One reason students have difficulty getting inside literature, classic or otherwise, is because they have difficulty humanizing the people involved. Part of understanding a play by Shakespeare is understanding Shakespeare’s humanity and the human issues he had to confront in his daily life. Do these issues make their way into the plays, does knowing what he did with his garbage make his plays more accessible? Probably not, but it does make the reader place him in a real world with real problems and the plays are influenced by the world in which Shakespeare lived. The characters in his plays must be humanized if they are to be appreciated and humanizing the author helps to humanize the characters.

It is difficult to be engaged, let alone enjoy, a novel if we do not care about the characters. I think empathy is the door that leads to involvement in any literary work that revolves around characters, whether it is a poem, a play, or a novel. I think this is even true of the personal essay, we will not be taken in by the essayist if we do not care about the struggle she or he documents on the page. Fay Weldon in her book Letters to Alice on First Reading Jane Austen writes “You can practice the art of empathy very well on Pride and Prejudice, and on all the works of Jane Austen, and it is this daily practice that we all need, or we will never be good at living, as without practice we will never be good at playing the piano.” Part of understanding this novel and of empathizing with its heroine is understanding the risks a young woman of Jane Austen’s time took in refusing the proposal of a well to do young man. I read this passage by Faye Weldon often to my students to emphasize the importance of empathy to getting a foothold in the world of the stories we read.

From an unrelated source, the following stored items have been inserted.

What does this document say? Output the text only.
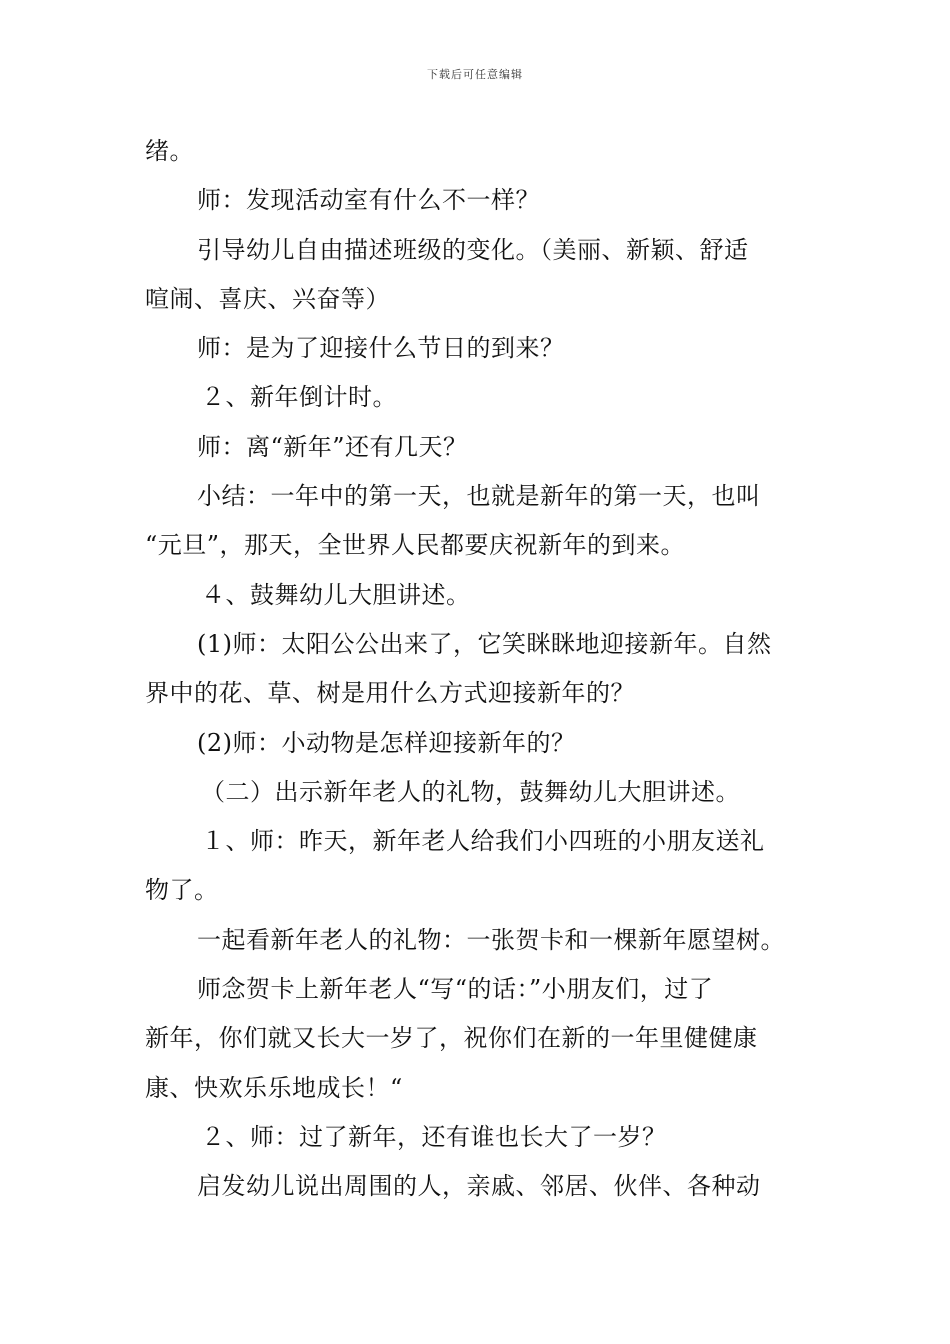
下载后可任意编辑
绪。
师：发现活动室有什么不一样？
引导幼儿自由描述班级的变化。（美丽、新颖、舒适
喧闹、喜庆、兴奋等）
师：是为了迎接什么节日的到来？
２、新年倒计时。
师：离“新年”还有几天？
小结：一年中的第一天，也就是新年的第一天，也叫
“元旦”，那天，全世界人民都要庆祝新年的到来。
４、鼓舞幼儿大胆讲述。
(1)师：太阳公公出来了，它笑眯眯地迎接新年。自然
界中的花、草、树是用什么方式迎接新年的？
(2)师：小动物是怎样迎接新年的？
（二）出示新年老人的礼物，鼓舞幼儿大胆讲述。
１、师：昨天，新年老人给我们小四班的小朋友送礼
物了。
一起看新年老人的礼物：一张贺卡和一棵新年愿望树。
师念贺卡上新年老人“写“的话：”小朋友们，过了
新年，你们就又长大一岁了，祝你们在新的一年里健健康
康、快欢乐乐地成长！“
２、师：过了新年，还有谁也长大了一岁？
启发幼儿说出周围的人，亲戚、邻居、伙伴、各种动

Though it may not influence our understanding of the tale, to a certain extent understanding some of the details of daily life in the story’s historical setting helps the reader to empathize with the characters, to appreciate what they are going through and all that is involved in living day to day. I know what it means for me to get up in the morning, what it means to go through various daily rituals. What were Shakespeare’s daily rituals and by extension the daily rituals of the characters, like Iago? Did Iago brush his teeth that morning? Was the remark about stealing trash perhaps precipitated by his taking out the garbage that morning?

Like any metaphor, that of time signatures can only be taken so far. When a contemporary novel is set in the fourteenth century, as, for example, Umberto Eco’s The Name of the Rose was, it is to say something about contemporary life, not about the time in which the novel is set. To what extent are Friar Baskerville’s sensibilities 20th century sensibilities and to what extent are they those of the novel’s setting. Even the name of the monk suggests a certain 19th century detective.

Can readers of the modern age, whatever that age may be, divorce themselves entirely from their own time and read as a reader of the story’s present. I remember being told by one of my college professors that such a thing is impossible. I disagreed at the time but after watching a few reality programs where 20th century folks are placed in the American west of the late 1880’s or the East Coast of America of the early 1600’s I am not so sure. These people had to live with only those materials available to the people of the time in which they were placed.

But these people struggled in ways the original pilgrims and pioneers did not. Those of the 17th and 19th centuries did not expect and were not used to anything other than what they had, those transplanted into the past brought with them memories of all the modern conveniences they left behind and also brought with them the knowledge that these conveniences were available and they were enduring a voluntary technological fast. Still, there is, I think, a value to understanding the life and times of a story’s setting and setting off, if only in our own minds, on a journey where we live for an imaginary day or two in the world of William Shakespeare and perhaps help him to take out the trash.